Haut là haut, nous ramène sur un terrain plus familier, moins sombre : Moonlight Benjamin s’y dévoile comme une sœur de cœur et de voix de Britanny Howard de Alabama Shakes, et regarde l’avenir de manière positive, en tablant sur le pouvoir des rêves. Taye Band poursuit dans le même registre positif, et sonne comme si les Black Keys avaient engagé Catherine Ringer comme chanteuse, et s’ils n’avaient pas vendu leur âme au diable du commerce : « se tèt ki konstwi se tèt ki detwi / fos la se nan brenn ou liye / panse pozitiv la ou ka kiltive’l » (c’est le moi qui construit et le moi qui détruit / La faute est dans ton cerveau / la pensée positive tu peux la cultiver…). Une logique d’ouverture qui se confirme sur l’élégiaque et pourtant lumineux Ouvè L’esprit, qu’on a hâte de partager en live avec un public forcément extatique : une immense chanson, ni plus ni moins.
Pè est un appel au rassemblement universel pour la paix. Mais rassurez-vous, on n’est pas dans un discours de Miss France, ni même dans un clip de U2 : plutôt au milieu d’une danse tribale africaine, où les guitares électriques déchirent cette nuit sombre qui voit tourner en un cercle halluciné les esprits de tous ceux morts par la violence. Freedom Fire évoque les appels à la résurrection des Caraïbes et des pays colonisés en général que chantait Bob Marley : cette tristesse, cette profondeur, cette ampleur visionnaire, cette voix saisissante… et nos gorges qui se serrent…
Limyè est un morceau plus rock, presque pop grâce à sa mélodie lumineuse, littéralement irrésistible sur une rythmique martiale : potentiellement le titre le plus immédiatement séduisant de Wayo, en tout cas le plus entraînant : « Saliye limyè k’andedan kè ou / oue oue ou oue ou / simen vannen’l san condition toupatou » (saluez la lumière à l’intérieur de ton cœur / wow wow vous wow vous / semez-la inconditionnellement partout).
Avec Bafon, Moonlight Benjamin reconcentre son propos universel sur la situation de Haïti, rappelant, dans un déluge d’accord de guitare saturée, et avec un lyrisme vocal décoiffant, que la vie et l’espoir subsistent dans l’île en dépit de l’emprise de la Mort. Plus intimiste dans son propos, mais explosif dans sa forme, Lilè nous incite à aller chercher notre équilibre en nous-même, jusqu’aux cris (d’extase, d’encouragement ?) finaux.
Alè est une chanson militante, au rythme guerrier particulièrement entraînant, incitant le peuple haïtien à se prendre en main et refuser la charité internationale : on imagine très bien le fantôme de Joe Strummer rejoignant sur scène notre Moonlight Benjamin, le poing levé pour appeler au réveil des damnés de la planète ! Et nous, les larmes aux yeux dans le public…

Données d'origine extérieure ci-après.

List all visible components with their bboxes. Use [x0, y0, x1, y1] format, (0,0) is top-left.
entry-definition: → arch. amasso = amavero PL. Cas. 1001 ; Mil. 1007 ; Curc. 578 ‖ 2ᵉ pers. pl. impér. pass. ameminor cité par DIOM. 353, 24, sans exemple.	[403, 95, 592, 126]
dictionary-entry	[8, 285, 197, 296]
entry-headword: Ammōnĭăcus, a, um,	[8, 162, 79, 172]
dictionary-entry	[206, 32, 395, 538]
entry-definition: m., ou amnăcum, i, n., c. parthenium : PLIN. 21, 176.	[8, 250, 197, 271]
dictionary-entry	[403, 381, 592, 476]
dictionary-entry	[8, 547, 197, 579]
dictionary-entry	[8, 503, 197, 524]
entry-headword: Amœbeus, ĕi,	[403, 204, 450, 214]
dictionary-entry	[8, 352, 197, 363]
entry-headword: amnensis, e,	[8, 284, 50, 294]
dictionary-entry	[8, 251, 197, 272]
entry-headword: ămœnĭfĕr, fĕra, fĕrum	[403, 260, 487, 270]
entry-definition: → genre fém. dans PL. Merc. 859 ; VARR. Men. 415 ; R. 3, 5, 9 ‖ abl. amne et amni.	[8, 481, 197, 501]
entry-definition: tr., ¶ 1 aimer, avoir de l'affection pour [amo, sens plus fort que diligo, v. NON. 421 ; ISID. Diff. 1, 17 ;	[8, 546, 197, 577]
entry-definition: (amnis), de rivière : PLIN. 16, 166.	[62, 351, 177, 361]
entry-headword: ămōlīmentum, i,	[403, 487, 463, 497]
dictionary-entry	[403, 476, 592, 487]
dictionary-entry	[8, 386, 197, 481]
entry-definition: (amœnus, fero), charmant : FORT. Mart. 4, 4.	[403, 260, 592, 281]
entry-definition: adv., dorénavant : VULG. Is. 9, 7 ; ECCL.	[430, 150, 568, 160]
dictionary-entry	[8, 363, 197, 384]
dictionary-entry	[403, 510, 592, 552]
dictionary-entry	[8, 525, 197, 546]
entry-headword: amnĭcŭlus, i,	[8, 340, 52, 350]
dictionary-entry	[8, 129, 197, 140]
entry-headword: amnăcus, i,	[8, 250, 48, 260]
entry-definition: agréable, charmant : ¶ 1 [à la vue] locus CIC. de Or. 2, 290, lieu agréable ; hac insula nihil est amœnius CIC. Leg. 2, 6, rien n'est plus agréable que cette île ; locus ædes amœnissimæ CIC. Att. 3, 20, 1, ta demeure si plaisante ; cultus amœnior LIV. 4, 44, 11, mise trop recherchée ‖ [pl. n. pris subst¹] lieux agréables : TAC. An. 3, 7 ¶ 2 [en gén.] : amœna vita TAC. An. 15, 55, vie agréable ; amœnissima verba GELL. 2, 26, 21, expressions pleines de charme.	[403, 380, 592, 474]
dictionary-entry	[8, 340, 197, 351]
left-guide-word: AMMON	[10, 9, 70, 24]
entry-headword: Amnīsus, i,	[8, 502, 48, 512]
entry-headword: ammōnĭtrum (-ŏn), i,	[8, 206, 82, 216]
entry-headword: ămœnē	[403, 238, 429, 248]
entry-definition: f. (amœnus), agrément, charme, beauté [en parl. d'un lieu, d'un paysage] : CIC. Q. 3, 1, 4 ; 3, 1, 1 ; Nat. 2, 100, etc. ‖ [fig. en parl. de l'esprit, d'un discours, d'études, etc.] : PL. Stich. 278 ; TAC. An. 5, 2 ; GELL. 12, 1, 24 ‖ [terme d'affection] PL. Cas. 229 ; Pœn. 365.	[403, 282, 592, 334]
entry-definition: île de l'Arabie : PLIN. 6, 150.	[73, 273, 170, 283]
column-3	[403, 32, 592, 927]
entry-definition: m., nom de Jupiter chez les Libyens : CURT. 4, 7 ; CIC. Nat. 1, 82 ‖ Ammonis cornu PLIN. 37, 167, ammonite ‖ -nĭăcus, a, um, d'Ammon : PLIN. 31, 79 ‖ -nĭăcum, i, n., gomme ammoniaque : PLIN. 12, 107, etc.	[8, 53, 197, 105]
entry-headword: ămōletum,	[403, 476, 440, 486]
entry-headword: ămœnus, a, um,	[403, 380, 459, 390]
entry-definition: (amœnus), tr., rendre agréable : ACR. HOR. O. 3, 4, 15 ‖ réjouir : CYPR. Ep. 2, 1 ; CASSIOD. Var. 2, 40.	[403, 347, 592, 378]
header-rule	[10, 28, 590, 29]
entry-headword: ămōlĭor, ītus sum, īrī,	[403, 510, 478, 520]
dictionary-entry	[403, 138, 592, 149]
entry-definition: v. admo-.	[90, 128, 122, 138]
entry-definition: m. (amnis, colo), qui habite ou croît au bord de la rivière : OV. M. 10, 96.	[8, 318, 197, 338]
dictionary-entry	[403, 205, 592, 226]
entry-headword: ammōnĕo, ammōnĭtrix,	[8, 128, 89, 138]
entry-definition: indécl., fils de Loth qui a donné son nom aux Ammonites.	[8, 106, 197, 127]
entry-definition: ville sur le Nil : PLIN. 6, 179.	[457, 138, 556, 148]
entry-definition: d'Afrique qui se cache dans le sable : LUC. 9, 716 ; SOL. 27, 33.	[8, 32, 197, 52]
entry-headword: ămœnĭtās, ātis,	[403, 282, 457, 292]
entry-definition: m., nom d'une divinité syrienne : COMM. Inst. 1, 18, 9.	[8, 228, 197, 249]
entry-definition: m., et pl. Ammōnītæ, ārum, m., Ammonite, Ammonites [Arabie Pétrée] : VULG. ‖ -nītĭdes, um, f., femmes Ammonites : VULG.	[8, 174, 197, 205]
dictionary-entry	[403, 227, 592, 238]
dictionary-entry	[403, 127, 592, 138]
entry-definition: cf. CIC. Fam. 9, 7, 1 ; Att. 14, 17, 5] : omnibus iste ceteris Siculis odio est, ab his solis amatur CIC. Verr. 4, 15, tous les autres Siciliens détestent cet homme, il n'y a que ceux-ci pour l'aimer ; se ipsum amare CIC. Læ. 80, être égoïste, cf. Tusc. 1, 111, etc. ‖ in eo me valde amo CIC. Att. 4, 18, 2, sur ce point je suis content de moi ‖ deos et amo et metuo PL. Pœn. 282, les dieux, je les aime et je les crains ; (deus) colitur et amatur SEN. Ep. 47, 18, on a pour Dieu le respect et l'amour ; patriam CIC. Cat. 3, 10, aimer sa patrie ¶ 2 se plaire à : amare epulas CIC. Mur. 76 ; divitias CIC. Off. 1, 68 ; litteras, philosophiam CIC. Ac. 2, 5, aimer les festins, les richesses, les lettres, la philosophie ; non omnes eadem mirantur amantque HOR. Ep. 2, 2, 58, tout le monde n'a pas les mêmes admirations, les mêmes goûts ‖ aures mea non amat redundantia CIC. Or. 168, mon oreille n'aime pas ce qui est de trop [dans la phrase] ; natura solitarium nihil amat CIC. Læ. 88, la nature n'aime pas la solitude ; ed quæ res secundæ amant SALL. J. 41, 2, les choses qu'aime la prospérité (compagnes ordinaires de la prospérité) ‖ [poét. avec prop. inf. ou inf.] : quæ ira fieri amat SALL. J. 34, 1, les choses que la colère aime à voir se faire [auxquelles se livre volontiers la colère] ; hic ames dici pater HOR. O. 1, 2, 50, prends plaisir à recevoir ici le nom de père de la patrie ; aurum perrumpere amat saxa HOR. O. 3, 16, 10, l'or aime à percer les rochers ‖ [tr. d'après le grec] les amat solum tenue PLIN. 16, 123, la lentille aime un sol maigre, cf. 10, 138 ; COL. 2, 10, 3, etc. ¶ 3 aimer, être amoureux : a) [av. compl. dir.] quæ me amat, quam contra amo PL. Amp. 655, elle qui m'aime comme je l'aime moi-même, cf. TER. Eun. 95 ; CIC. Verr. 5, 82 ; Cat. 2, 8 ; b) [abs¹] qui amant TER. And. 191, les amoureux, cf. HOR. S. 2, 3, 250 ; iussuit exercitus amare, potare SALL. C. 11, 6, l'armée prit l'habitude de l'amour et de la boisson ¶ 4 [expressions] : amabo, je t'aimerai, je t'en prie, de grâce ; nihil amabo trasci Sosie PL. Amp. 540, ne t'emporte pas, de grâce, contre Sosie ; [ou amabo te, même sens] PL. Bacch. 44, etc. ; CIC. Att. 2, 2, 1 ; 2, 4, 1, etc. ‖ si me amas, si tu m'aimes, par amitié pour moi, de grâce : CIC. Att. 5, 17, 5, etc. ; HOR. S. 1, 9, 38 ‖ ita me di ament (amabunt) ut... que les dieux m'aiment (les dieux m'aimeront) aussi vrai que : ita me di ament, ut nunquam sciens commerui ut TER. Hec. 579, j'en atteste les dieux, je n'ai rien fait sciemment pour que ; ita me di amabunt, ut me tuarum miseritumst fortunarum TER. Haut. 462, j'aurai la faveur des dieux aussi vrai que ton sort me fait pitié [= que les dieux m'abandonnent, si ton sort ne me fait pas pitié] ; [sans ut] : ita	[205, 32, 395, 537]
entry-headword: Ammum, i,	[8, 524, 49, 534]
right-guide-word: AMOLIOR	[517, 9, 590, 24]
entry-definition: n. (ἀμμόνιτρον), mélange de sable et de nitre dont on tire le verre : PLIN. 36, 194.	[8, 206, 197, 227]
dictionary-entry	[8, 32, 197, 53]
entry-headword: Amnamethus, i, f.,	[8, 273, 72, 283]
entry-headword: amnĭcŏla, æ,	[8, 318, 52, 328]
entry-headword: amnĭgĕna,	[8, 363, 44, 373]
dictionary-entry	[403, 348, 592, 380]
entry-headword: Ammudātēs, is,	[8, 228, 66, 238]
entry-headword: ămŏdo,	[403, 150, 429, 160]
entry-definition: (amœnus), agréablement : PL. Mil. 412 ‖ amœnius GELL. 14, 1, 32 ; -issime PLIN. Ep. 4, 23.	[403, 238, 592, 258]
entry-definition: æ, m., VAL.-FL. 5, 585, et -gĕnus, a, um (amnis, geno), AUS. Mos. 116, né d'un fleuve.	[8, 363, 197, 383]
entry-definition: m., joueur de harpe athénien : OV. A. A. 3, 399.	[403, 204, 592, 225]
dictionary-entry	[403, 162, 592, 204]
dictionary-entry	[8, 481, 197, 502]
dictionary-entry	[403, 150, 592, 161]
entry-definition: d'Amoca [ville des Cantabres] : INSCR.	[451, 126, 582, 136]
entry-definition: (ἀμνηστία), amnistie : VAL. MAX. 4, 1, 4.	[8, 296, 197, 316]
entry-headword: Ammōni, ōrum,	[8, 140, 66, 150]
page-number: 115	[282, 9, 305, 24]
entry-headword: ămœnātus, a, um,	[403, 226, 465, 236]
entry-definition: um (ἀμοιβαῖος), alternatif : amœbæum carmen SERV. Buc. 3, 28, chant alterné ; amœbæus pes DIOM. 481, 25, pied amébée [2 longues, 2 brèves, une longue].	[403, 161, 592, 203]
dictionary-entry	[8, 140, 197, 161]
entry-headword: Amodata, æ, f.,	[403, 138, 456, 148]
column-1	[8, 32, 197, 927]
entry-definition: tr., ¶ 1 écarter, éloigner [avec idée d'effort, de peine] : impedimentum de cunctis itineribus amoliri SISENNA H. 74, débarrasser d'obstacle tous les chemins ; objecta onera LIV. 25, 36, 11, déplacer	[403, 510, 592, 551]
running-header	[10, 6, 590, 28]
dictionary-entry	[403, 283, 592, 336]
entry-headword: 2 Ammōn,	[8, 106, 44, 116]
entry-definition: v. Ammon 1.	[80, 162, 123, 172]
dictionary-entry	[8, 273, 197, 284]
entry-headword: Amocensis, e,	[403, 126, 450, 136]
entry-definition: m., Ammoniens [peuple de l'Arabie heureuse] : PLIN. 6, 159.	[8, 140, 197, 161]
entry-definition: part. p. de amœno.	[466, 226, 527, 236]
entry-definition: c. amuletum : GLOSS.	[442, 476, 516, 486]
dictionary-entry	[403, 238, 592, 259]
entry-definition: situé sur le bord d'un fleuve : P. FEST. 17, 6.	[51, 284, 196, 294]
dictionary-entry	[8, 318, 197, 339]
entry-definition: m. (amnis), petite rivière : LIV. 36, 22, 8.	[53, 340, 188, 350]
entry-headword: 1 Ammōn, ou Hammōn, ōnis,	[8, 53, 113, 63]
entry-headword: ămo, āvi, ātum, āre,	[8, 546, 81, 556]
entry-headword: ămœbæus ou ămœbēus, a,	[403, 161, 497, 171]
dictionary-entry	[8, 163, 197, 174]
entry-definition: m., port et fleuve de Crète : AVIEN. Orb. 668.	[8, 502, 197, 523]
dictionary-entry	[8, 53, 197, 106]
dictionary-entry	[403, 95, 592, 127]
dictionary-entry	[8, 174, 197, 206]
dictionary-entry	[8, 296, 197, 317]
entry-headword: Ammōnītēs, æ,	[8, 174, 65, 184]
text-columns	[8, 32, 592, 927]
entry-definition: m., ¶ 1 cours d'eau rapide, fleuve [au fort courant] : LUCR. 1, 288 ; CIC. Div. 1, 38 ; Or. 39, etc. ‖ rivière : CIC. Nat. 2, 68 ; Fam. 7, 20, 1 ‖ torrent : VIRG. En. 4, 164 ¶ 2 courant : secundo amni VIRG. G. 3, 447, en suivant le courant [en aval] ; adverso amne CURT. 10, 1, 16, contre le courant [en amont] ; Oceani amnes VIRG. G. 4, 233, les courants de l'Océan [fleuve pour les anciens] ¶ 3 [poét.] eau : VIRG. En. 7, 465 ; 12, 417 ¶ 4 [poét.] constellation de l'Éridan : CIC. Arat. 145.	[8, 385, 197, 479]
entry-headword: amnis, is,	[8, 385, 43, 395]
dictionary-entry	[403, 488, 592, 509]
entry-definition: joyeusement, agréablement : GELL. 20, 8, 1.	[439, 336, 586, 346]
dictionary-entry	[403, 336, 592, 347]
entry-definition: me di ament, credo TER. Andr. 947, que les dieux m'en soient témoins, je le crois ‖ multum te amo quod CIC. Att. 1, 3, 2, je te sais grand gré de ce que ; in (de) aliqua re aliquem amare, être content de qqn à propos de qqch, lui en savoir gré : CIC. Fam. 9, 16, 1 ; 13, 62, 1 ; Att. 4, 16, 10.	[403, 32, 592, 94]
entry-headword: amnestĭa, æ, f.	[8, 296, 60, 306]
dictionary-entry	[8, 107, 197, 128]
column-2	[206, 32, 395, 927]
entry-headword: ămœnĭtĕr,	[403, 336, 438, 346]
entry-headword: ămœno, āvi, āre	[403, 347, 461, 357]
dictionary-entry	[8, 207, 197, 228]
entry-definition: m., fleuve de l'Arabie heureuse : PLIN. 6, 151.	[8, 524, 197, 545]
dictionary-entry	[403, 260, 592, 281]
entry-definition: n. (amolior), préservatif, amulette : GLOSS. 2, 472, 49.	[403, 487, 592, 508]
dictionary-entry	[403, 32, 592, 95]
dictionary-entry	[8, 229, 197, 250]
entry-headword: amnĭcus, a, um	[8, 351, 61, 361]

Paradoxalement, après l’appel au réveil du titre précédent, Pwenn Fè revient sur le désespoir et l’impuissance du peuple haïtien : c’est une conclusion poignante à un album exceptionnel, qui quelque part, tempère la vigueur des propos qui ont précédé par une dose de réalisme. C’est aussi une fin touchante, mais inconfortable pour un album qui, malgré sa noirceur, ne refuse pas l’exaltation. C’est une chanson qui donne immédiatement envie de repartir au début de Wayo, pour pouvoir croire à nouveau au pouvoir des esprits et à la force de l’âme.